Si fuéramos capaces de rebobinar el tiempo e irnos a enero de este año (parece una eternidad, pero son solo unos meses), y alguien nos hubiera explicado que lo que acontecía en Wuhan pronto sería un fenómeno planetario, muy pocos hubieran conseguido traducir esa información en dinero.

La devastación económica causada por el cierre a cal y canto de las economías ha tenido su contrapunto en un esfuerzo fiscal sin precedentes, financiado por los siempre dispuestos bancos centrales. Pero es innegable que las heridas que dejará la pandemia tardarán mucho en cicatrizar, y esto contando con una vacuna más o menos inminente que nos permita dejar atrás el denostado virus. La bolsa americana sube en lo que llevamos de año. La europea cae un 14 % en el acumulado anual –tampoco parece mucho, es lo que suelen corregir las bolsas por cosas mucho menos graves. ¿Es eso razonable?

Hay empresas que cotizan como si la pandemia fuera a ser permanente, cosa que no sucederá

Cierto es que no sube todo. Básicamente la pandemia ha dejado tres tipos de acciones. Las que se benefician de la narrativa posvirus (todo lo que huela a tecnología o comercio electrónico vale de repente mucho más que antes); las que no, pero se han comportado como si fuera el caso (cotizan a niveles prepandemia, a pesar de que sus beneficios van a tardar en recuperar niveles parejos); y las acciones cuyas cotizaciones reflejan las dificultades anteriores.

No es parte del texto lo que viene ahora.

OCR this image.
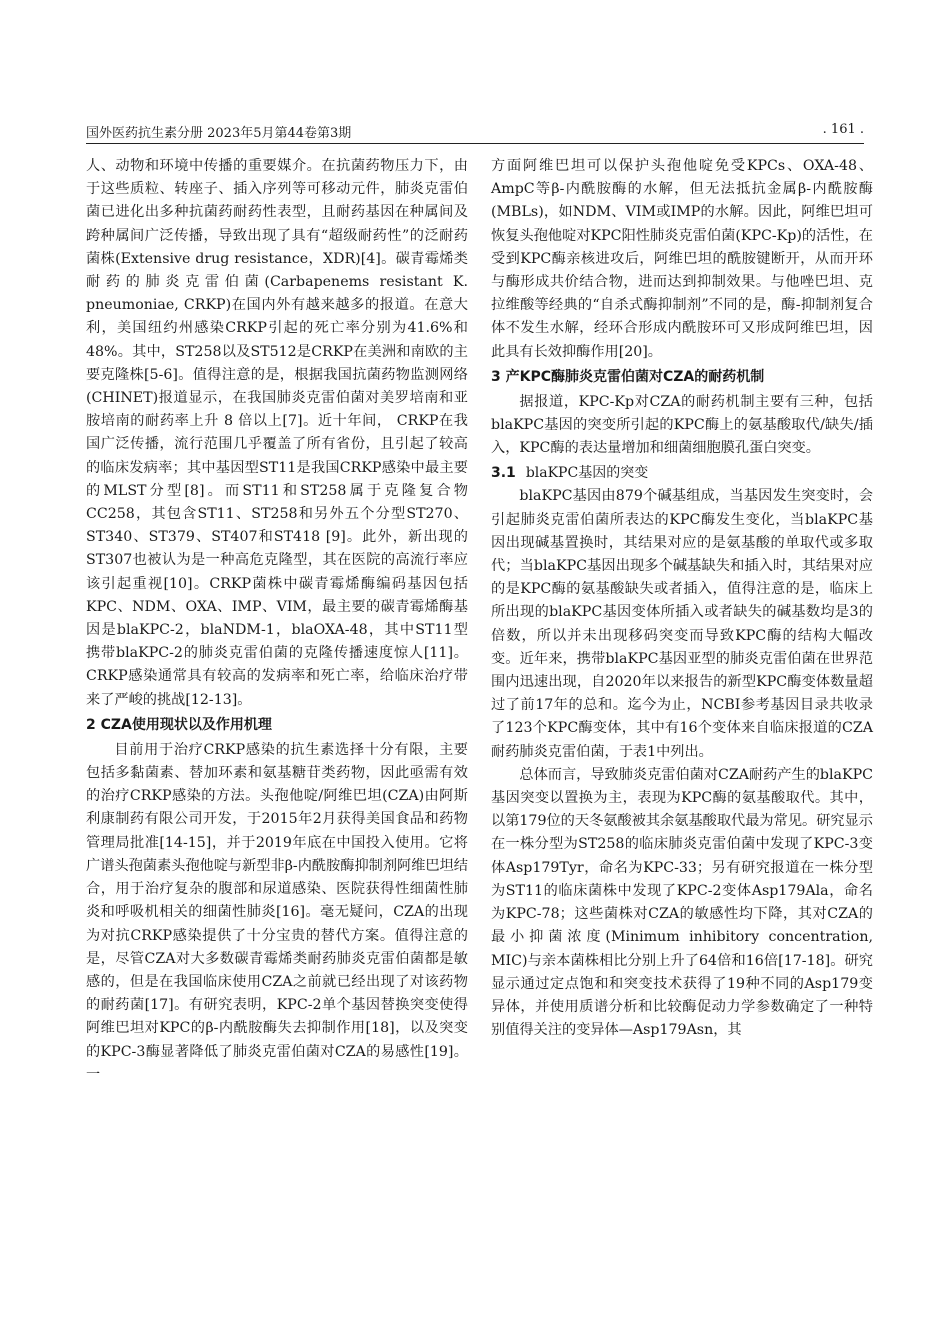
国外医药抗生素分册 2023年5月第44卷第3期	. 161 .

人、动物和环境中传播的重要媒介。在抗菌药物压力下，由于这些质粒、转座子、插入序列等可移动元件，肺炎克雷伯菌已进化出多种抗菌药耐药性表型，且耐药基因在种属间及跨种属间广泛传播，导致出现了具有“超级耐药性”的泛耐药菌株(Extensive drug resistance，XDR)[4]。碳青霉烯类耐药的肺炎克雷伯菌(Carbapenems resistant K. pneumoniae, CRKP)在国内外有越来越多的报道。在意大利，美国纽约州感染CRKP引起的死亡率分别为41.6%和48%。其中，ST258以及ST512是CRKP在美洲和南欧的主要克隆株[5-6]。值得注意的是，根据我国抗菌药物监测网络(CHINET)报道显示，在我国肺炎克雷伯菌对美罗培南和亚胺培南的耐药率上升 8 倍以上[7]。近十年间， CRKP在我国广泛传播，流行范围几乎覆盖了所有省份，且引起了较高的临床发病率；其中基因型ST11是我国CRKP感染中最主要的MLST分型[8]。而ST11和ST258属于克隆复合物CC258，其包含ST11、ST258和另外五个分型ST270、ST340、ST379、ST407和ST418 [9]。此外，新出现的ST307也被认为是一种高危克隆型，其在医院的高流行率应该引起重视[10]。CRKP菌株中碳青霉烯酶编码基因包括KPC、NDM、OXA、IMP、VIM，最主要的碳青霉烯酶基因是blaKPC-2，blaNDM-1，blaOXA-48，其中ST11型携带blaKPC-2的肺炎克雷伯菌的克隆传播速度惊人[11]。CRKP感染通常具有较高的发病率和死亡率，给临床治疗带来了严峻的挑战[12-13]。

2 CZA使用现状以及作用机理

目前用于治疗CRKP感染的抗生素选择十分有限，主要包括多黏菌素、替加环素和氨基糖苷类药物，因此亟需有效的治疗CRKP感染的方法。头孢他啶/阿维巴坦(CZA)由阿斯利康制药有限公司开发，于2015年2月获得美国食品和药物管理局批准[14-15]，并于2019年底在中国投入使用。它将广谱头孢菌素头孢他啶与新型非β-内酰胺酶抑制剂阿维巴坦结合，用于治疗复杂的腹部和尿道感染、医院获得性细菌性肺炎和呼吸机相关的细菌性肺炎[16]。毫无疑问，CZA的出现为对抗CRKP感染提供了十分宝贵的替代方案。值得注意的是，尽管CZA对大多数碳青霉烯类耐药肺炎克雷伯菌都是敏感的，但是在我国临床使用CZA之前就已经出现了对该药物的耐药菌[17]。有研究表明，KPC-2单个基因替换突变使得阿维巴坦对KPC的β-内酰胺酶失去抑制作用[18]，以及突变的KPC-3酶显著降低了肺炎克雷伯菌对CZA的易感性[19]。一

方面阿维巴坦可以保护头孢他啶免受KPCs、OXA-48、AmpC等β-内酰胺酶的水解，但无法抵抗金属β-内酰胺酶(MBLs)，如NDM、VIM或IMP的水解。因此，阿维巴坦可恢复头孢他啶对KPC阳性肺炎克雷伯菌(KPC-Kp)的活性，在受到KPC酶亲核进攻后，阿维巴坦的酰胺键断开，从而开环与酶形成共价结合物，进而达到抑制效果。与他唑巴坦、克拉维酸等经典的“自杀式酶抑制剂”不同的是，酶-抑制剂复合体不发生水解，经环合形成内酰胺环可又形成阿维巴坦，因此具有长效抑酶作用[20]。

3 产KPC酶肺炎克雷伯菌对CZA的耐药机制

据报道，KPC-Kp对CZA的耐药机制主要有三种，包括blaKPC基因的突变所引起的KPC酶上的氨基酸取代/缺失/插入，KPC酶的表达量增加和细菌细胞膜孔蛋白突变。

3.1 blaKPC基因的突变

blaKPC基因由879个碱基组成，当基因发生突变时，会引起肺炎克雷伯菌所表达的KPC酶发生变化，当blaKPC基因出现碱基置换时，其结果对应的是氨基酸的单取代或多取代；当blaKPC基因出现多个碱基缺失和插入时，其结果对应的是KPC酶的氨基酸缺失或者插入，值得注意的是，临床上所出现的blaKPC基因变体所插入或者缺失的碱基数均是3的倍数，所以并未出现移码突变而导致KPC酶的结构大幅改变。近年来，携带blaKPC基因亚型的肺炎克雷伯菌在世界范围内迅速出现，自2020年以来报告的新型KPC酶变体数量超过了前17年的总和。迄今为止，NCBI参考基因目录共收录了123个KPC酶变体，其中有16个变体来自临床报道的CZA耐药肺炎克雷伯菌，于表1中列出。

总体而言，导致肺炎克雷伯菌对CZA耐药产生的blaKPC基因突变以置换为主，表现为KPC酶的氨基酸取代。其中，以第179位的天冬氨酸被其余氨基酸取代最为常见。研究显示在一株分型为ST258的临床肺炎克雷伯菌中发现了KPC-3变体Asp179Tyr，命名为KPC-33；另有研究报道在一株分型为ST11的临床菌株中发现了KPC-2变体Asp179Ala，命名为KPC-78；这些菌株对CZA的敏感性均下降，其对CZA的最小抑菌浓度(Minimum inhibitory concentration, MIC)与亲本菌株相比分别上升了64倍和16倍[17-18]。研究显示通过定点饱和和突变技术获得了19种不同的Asp179变异体，并使用质谱分析和比较酶促动力学参数确定了一种特别值得关注的变异体—Asp179Asn，其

En los tres grupos puede haber buenas oportunidades, pero hay que ser muy cuidadoso. En el primero hay que rebuscar para encontrar empresas que, a pesar de parecer caras, realmente no reflejan todo el potencial que tienen. Es decir, que no sean solo narrativa, sean realidad, y además tengan valoraciones razonables, una combinación muy escasa. El segundo grupo es el menos atractivo, y solo debemos tomar pequeñas posiciones en los líderes incontestables, para poder aumentar peso en correcciones. El tercero es el más atractivo, a la vez que seguramente es el que exija más cautela.

Según decía Warren Buffett,  solo se sabe quién ha estado nadando desnudo cuando baja la marea

Hay empresas que no saldrán bien paradas de la crisis, seguramente porque ya eran negocios poco atractivos de antemano. No debemos caer en la tentación de comprar algo malo solo por ser barato. Pero sí hay empresas que cotizan como si la pandemia fuera a ser permanente, cosa que no sucederá. 

Esta pandemia, como todas las anteriores, pasará. No solo por las vacunas en marcha (hasta nueve en fase 3, parece muy probable que tengamos confirmación positiva de alguna antes de terminar el año). Tendremos mejores medicamentos que eviten los casos más graves, y estamos mejor preparados para convivir con el virus mientras esté con nosotros. Pero eso no implica que podamos comprar el mercado ciegamente.

Si no discriminamos bien dónde invertimos, a los niveles actuales, no ganaremos dinero cuando venzamos definitivamente a la COVID-19. Decía Warren Buffett que solo se sabe quién ha estado nadando desnudo cuando baja la marea. Toca nadar, pero bien enfundados en un traje de neopreno.